И поэтому, когда на следующее утро к охотнику пришёл участковый – полупьяный, сонный, с глазами, припухшими от вчерашней водки и вечной деревенской скуки, – Степан не стал рассказывать ему ни о шепчущих черепах, ни о колыбельной, что пел ветер в их пустых глазницах, ни о том чавкающем звуке, от которого душа съёживается, как улитка в раковине.
Он просто сидел на лавке, опустив голову, дрожащими пальцами теребя край тулупа, и смотрел в пол бегающими, мокрыми глазами, будто боялся, что правда выскочит из них, как крыса из дыры. А потом, еле слышно, хрипло, выдавливая слова сквозь горло, переполненное пеплом и страхом, прошептал всего четыре слова:
– Там… пирамида. Из голов…
И в них заключались: вся боль, вся вина, всё проклятие Выгори.
А участковый только вздохнул, почесал затылок и подумал: «Опять этот лесной психопат! Да кто ж такой-то?! Надо бы разыскать безумца да в лекарню свозить. Пусть психиатр поглядит».
Но он ещё даже не подозревал – всего через три месяца его собственное лицо будет смотреть из пирамиды. Пустыми глазницами – на дом, где он родился.
А во взгляде Степана, остекленевшем и пустом, как окно заброшенного дома, где и пыль боится оседать, поселился ужас. Не безумие – оно было бы милосерднее. А немой страх. Тот, что не требует слов, потому что он старше языка.

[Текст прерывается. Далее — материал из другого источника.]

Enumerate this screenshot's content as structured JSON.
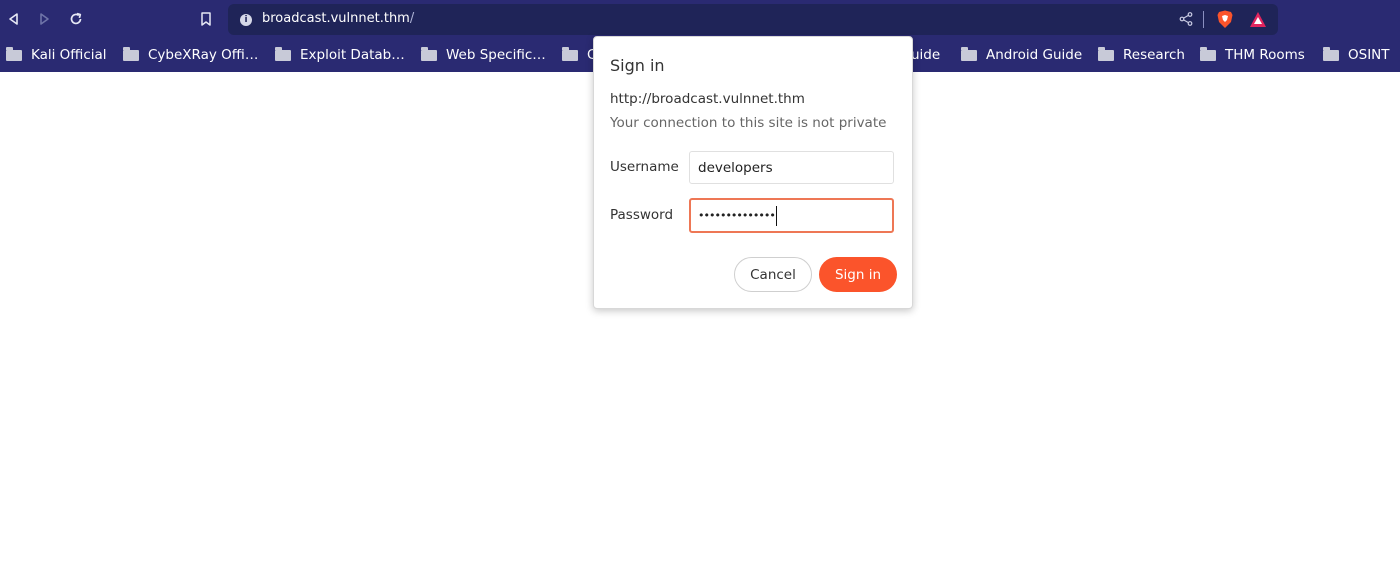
{
  "browser": {
    "url_host": "broadcast.vulnnet.thm",
    "url_path": "/",
    "info_icon": "i"
  },
  "bookmarks": [
    {
      "label": "Kali Official"
    },
    {
      "label": "CybeXRay Offi…"
    },
    {
      "label": "Exploit Datab…"
    },
    {
      "label": "Web Specific…"
    },
    {
      "label": "C"
    },
    {
      "label": "uide"
    },
    {
      "label": "Android Guide"
    },
    {
      "label": "Research"
    },
    {
      "label": "THM Rooms"
    },
    {
      "label": "OSINT"
    }
  ],
  "dialog": {
    "title": "Sign in",
    "origin": "http://broadcast.vulnnet.thm",
    "warning": "Your connection to this site is not private",
    "username_label": "Username",
    "username_value": "developers",
    "password_label": "Password",
    "password_masked": "••••••••••••••",
    "cancel_label": "Cancel",
    "signin_label": "Sign in"
  },
  "colors": {
    "toolbar_bg": "#2a2a72",
    "urlbar_bg": "#1f2458",
    "accent": "#fb542b",
    "focus_border": "#ee7755"
  },
  "icons": [
    "back-icon",
    "forward-icon",
    "reload-icon",
    "bookmark-icon",
    "site-info-icon",
    "share-icon",
    "brave-shields-icon",
    "brave-rewards-icon",
    "folder-icon"
  ]
}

Кошмар, который, вгрызается в зрачки, как корень в трещину камня, и остаётся там навсегда, превращая глаза в зеркала, отражающие не мир, а то, что стоит за ним.
И именно этот взгляд – мёртвый, но ещё видящий, – спустя несколько месяцев после смерти стража порядка заметит в глазах деда Ефима приезжий писатель. Тот, что явится в Бездворье с блокнотом, сомнением в правдивости происходящего и верой в то, что всё можно объяснить здравым смыслом, если только написать достаточно умных слов.
Но он посмотрит в глаза старику – и поймёт, что смог прикоснуться к чему-то такому, о чём не пишут в книгах с подлинными историями. Вернее – писали. Но самые страшные из таких фолиантов – те, что знали имена, даты, ритуалы, – давно сгорели на «Выгорь-поляне».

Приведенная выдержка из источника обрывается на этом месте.